Ensuite, il y a eu Russell Brand. Je suis depuis longtemps un admirateur de Brand, l’un des rares grands comiques de la scène actuelle à être issu de la classe ouvrière. Ces dernières années, on a assisté à un embourgeoisement effronté de la comédie télévisée, avec le grotesque nigaud ultra-riche Michael McIntyre et une morne bruine de fadasses diplômés qui dominent la scène. 

La veille de la diffusion de la désormais célèbre interview de Brand avec Jeremy Paxman sur Newsnight, j’avais vu le spectacle de stand-up de Brand, « The Messiah Complex », à Ipswich. Ce spectacle était résolument pro-immigration, pro-communisme, antihomophobie, saturé d’intelligence ouvrière et sans crainte de la montrer, et queer comme la culture populaire l’était autrefois (c’est-à-dire rien à voir avec la piété identitaire aigrie que nous imposent les moralisateurs de la « gauche » poststructuraliste). Malcolm X, le Che, la politique comme démantèlement psychédélique de la réalité existante : c’était le communisme comme quelque chose de cool, de sexy et de prolétarien, au lieu d’un sermon moralisateur.

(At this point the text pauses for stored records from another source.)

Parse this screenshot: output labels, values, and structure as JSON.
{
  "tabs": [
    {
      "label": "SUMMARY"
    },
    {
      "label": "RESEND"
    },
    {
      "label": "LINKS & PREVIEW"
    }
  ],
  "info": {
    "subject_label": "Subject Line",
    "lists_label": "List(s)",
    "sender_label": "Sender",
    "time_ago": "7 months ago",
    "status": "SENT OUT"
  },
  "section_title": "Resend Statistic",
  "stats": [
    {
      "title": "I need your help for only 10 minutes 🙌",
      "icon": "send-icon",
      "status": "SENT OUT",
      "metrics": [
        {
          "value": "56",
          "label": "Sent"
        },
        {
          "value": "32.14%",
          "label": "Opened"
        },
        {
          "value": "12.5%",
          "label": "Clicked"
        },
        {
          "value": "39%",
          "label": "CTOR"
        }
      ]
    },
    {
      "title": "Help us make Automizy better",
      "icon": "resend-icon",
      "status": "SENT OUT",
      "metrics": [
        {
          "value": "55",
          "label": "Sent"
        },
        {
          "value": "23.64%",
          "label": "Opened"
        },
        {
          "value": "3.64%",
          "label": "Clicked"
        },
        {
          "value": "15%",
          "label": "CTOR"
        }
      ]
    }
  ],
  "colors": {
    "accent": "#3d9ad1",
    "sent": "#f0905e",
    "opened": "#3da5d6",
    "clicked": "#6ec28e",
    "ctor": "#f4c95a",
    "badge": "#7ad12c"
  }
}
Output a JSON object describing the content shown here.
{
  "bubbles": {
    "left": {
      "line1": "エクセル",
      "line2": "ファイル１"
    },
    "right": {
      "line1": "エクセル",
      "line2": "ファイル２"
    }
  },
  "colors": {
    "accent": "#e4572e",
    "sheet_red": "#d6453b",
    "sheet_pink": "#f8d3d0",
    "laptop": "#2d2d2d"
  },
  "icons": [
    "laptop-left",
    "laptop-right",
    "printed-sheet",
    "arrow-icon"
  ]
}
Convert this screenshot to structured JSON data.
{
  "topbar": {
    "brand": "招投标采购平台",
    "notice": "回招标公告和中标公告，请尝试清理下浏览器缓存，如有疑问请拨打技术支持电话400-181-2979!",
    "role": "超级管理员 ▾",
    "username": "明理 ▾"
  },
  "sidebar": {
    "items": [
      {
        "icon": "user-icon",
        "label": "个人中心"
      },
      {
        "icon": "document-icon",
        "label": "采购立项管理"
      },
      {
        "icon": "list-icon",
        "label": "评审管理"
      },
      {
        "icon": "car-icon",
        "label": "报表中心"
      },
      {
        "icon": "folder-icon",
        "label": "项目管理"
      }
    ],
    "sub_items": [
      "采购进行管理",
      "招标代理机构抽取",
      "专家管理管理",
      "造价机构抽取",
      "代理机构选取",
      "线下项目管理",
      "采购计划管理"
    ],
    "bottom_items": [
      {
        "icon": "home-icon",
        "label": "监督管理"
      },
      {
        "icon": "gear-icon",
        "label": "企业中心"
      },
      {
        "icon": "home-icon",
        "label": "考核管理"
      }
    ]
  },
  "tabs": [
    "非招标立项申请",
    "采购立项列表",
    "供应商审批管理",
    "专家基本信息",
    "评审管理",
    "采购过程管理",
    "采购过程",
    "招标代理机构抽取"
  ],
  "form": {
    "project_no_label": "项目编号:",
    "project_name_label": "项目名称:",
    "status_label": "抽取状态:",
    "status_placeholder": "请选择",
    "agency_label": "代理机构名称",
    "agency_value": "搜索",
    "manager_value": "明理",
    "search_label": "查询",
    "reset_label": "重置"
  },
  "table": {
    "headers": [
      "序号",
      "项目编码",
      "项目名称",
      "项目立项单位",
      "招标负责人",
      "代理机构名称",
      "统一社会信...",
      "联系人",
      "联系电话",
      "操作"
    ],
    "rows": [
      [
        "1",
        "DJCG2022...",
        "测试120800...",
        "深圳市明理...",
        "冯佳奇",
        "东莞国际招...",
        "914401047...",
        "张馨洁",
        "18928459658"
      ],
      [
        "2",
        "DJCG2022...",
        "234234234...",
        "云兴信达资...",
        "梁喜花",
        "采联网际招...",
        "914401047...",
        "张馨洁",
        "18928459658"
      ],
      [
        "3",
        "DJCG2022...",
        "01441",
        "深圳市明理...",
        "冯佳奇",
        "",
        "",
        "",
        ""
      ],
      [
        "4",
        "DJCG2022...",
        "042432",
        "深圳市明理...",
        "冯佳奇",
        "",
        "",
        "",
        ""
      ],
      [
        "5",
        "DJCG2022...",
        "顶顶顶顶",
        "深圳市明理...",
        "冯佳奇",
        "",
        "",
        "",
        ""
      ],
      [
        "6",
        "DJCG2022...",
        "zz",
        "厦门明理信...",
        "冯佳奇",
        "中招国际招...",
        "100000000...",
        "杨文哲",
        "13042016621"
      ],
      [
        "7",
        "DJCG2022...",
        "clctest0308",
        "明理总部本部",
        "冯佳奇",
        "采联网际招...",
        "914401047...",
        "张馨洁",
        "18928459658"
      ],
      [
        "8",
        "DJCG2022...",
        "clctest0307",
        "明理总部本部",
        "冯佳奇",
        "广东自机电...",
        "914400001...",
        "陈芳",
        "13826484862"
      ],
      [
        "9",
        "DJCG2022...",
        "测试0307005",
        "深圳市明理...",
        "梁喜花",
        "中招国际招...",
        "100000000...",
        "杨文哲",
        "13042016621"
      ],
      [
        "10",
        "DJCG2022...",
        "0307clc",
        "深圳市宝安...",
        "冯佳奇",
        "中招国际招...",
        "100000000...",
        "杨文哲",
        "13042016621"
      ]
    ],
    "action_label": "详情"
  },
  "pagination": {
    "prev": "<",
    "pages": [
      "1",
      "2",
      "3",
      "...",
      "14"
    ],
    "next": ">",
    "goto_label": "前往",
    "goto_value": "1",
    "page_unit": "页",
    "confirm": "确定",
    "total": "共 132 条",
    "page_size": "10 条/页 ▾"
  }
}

Le lendemain soir, il était clair que l’apparition de Brand avait provoqué un moment de rupture. Pour certains d’entre nous, le démontage en règle de Paxman par Brand a été intensément émouvant, miraculeux. Je ne me souvenais pas de la dernière fois qu’une personne issue de la classe ouvrière avait eu l’occasion de détruire de manière aussi définitive un « supérieur » de classe en utilisant l’intelligence et la raison. Il ne s’agissait pas de Johnny Rotten jurant contre Bill Grundy – un acte d’antagonisme qui confirmait plutôt qu’il ne remettait en cause les stéréotypes de classe. Brand avait déjoué Paxman – et l’utilisation de l’humour était ce qui distinguait Brand de la grisaille de tant de « gauchistes ». Brand fait en sorte que les gens se sentent bien dans leur peau, alors que la gauche moralisatrice se spécialise dans le fait de faire en sorte que les gens se sentent mal, et n’est pas satisfaite tant qu’ils n’ont pas la tête penchée dans la culpabilité et le dégoût d’eux-mêmes. 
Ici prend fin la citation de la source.